The kinds of updateless decision theory
Before, I mentioned that updateless decision theory was actually a class of decision theories, and not just one decision theory. Here I list the different kinds of updateless decision theory:
Timeless decision theory: Not actually an updateless decision theory but still a predecessor to updateless decision theory. One-boxes, smokes, and gives the $1,000 in Parfit’s hitchhiker but not in the counterfactual mugging.
UDT1: Looks over and selects individual actions and their results rather than whole policies of actions for different scenarios and their results.
UDT1.1: Looks over and selects whole policies of actions for different scenarios and their results to select.
UDT2: Looks over and selects policies along with the algorithms used to calculate which decisions to make, accounting for implementation details such as time and memory used.
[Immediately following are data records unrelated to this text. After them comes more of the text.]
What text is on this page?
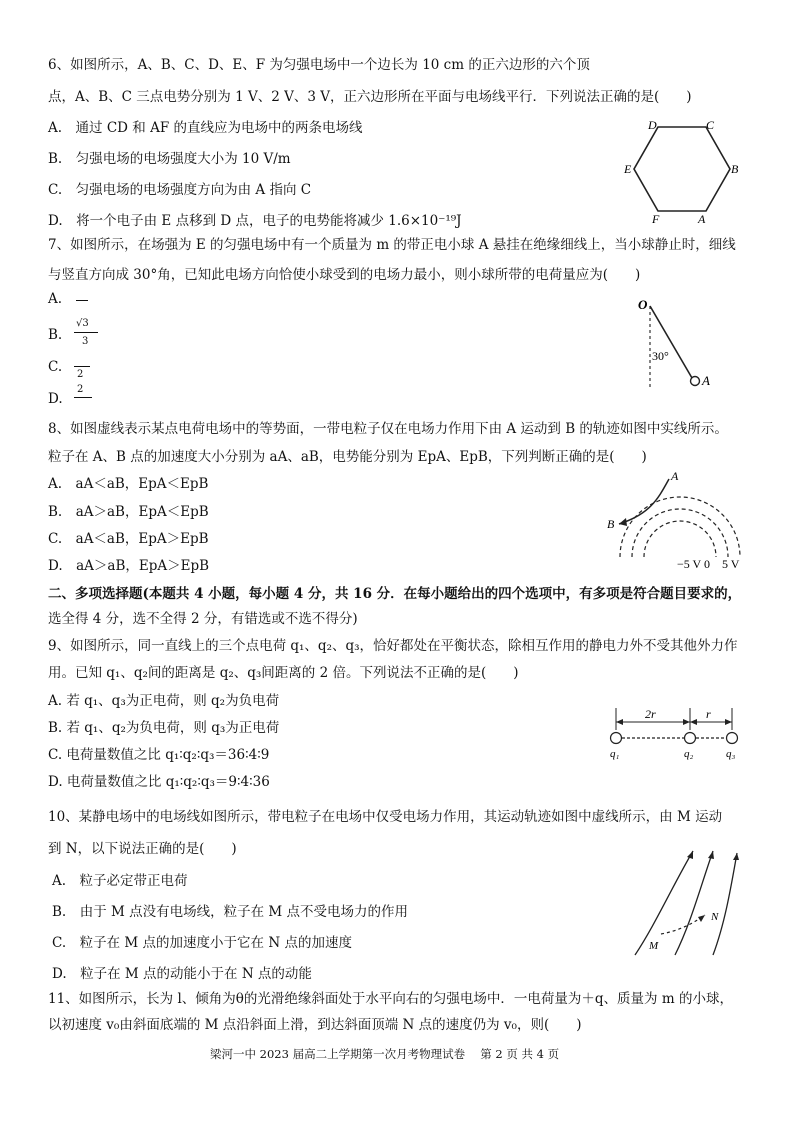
6、如图所示，A、B、C、D、E、F 为匀强电场中一个边长为 10 cm 的正六边形的六个顶
点，A、B、C 三点电势分别为 1 V、2 V、3 V，正六边形所在平面与电场线平行．下列说法正确的是(　　)
A.　通过 CD 和 AF 的直线应为电场中的两条电场线
B.　匀强电场的电场强度大小为 10 V/m
C.　匀强电场的电场强度方向为由 A 指向 C
D.　将一个电子由 E 点移到 D 点，电子的电势能将减少 1.6×10⁻¹⁹J
D	C
E	B
F	A
7、如图所示，在场强为 E 的匀强电场中有一个质量为 m 的带正电小球 A 悬挂在绝缘细线上，当小球静止时，细线
与竖直方向成 30°角，已知此电场方向恰使小球受到的电场力最小，则小球所带的电荷量应为(　　)
A.
B.
√3
3
C. 2
D.
2
O
30°
A
8、如图虚线表示某点电荷电场中的等势面，一带电粒子仅在电场力作用下由 A 运动到 B 的轨迹如图中实线所示。
粒子在 A、B 点的加速度大小分别为 aA、aB，电势能分别为 EpA、EpB，下列判断正确的是(　　)
A.　aA＜aB，EpA＜EpB
B.　aA＞aB，EpA＜EpB
C.　aA＜aB，EpA＞EpB
D.　aA＞aB，EpA＞EpB
A
B
−5 V 0　5 V
二、多项选择题(本题共 4 小题，每小题 4 分，共 16 分．在每小题给出的四个选项中，有多项是符合题目要求的，
选全得 4 分，选不全得 2 分，有错选或不选不得分)
9、如图所示，同一直线上的三个点电荷 q₁、q₂、q₃，恰好都处在平衡状态，除相互作用的静电力外不受其他外力作
用。已知 q₁、q₂间的距离是 q₂、q₃间距离的 2 倍。下列说法不正确的是(　　)
A. 若 q₁、q₃为正电荷，则 q₂为负电荷
B. 若 q₁、q₂为负电荷，则 q₃为正电荷
C. 电荷量数值之比 q₁∶q₂∶q₃＝36∶4∶9
D. 电荷量数值之比 q₁∶q₂∶q₃＝9∶4∶36
2r	r
q₁	q₂	q₃
10、某静电场中的电场线如图所示，带电粒子在电场中仅受电场力作用，其运动轨迹如图中虚线所示，由 M 运动
到 N，以下说法正确的是(　　)
A.　粒子必定带正电荷
B.　由于 M 点没有电场线，粒子在 M 点不受电场力的作用
C.　粒子在 M 点的加速度小于它在 N 点的加速度
D.　粒子在 M 点的动能小于在 N 点的动能
M
N
11、如图所示，长为 l、倾角为θ的光滑绝缘斜面处于水平向右的匀强电场中．一电荷量为＋q、质量为 m 的小球，
以初速度 v₀由斜面底端的 M 点沿斜面上滑，到达斜面顶端 N 点的速度仍为 v₀，则(　　)
梁河一中 2023 届高二上学期第一次月考物理试卷　 第 2 页 共 4 页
I am pretty anxious about posting this since this is my first post on LessWrong and also about a pretty confusing topic but I’m probably not well calibrated on this front so oh. Also thanks to NicholasKross for taking a look at my drafts.
I really like this post, it’s very clear. I teach undergraduate game theory and I’m wondering if you have any practical examples I could use of how in a real-world situation you would behave differently under CDT and EDT.
I would suggest rewriting the smoking lesion problem to simply be about something else; the original medical claim it’s based on has since been thoroughly disproven and as a result reading that section is difficult due to the additional layer of inversions to track. This is an ongoing confusion right now and hopefully someday the field will stop calling it that and we’ll stop needing to remind each other to do this, but for now, here’s this feedback.
In Pearl’s “The Book of Why”, he mentions that in 2008 they found a gene that has this causal effect (influences both risk of smoking and lung cancer). Of course the effect is much smaller than the direct effect of smoking on cancer, it’s just a funny fact.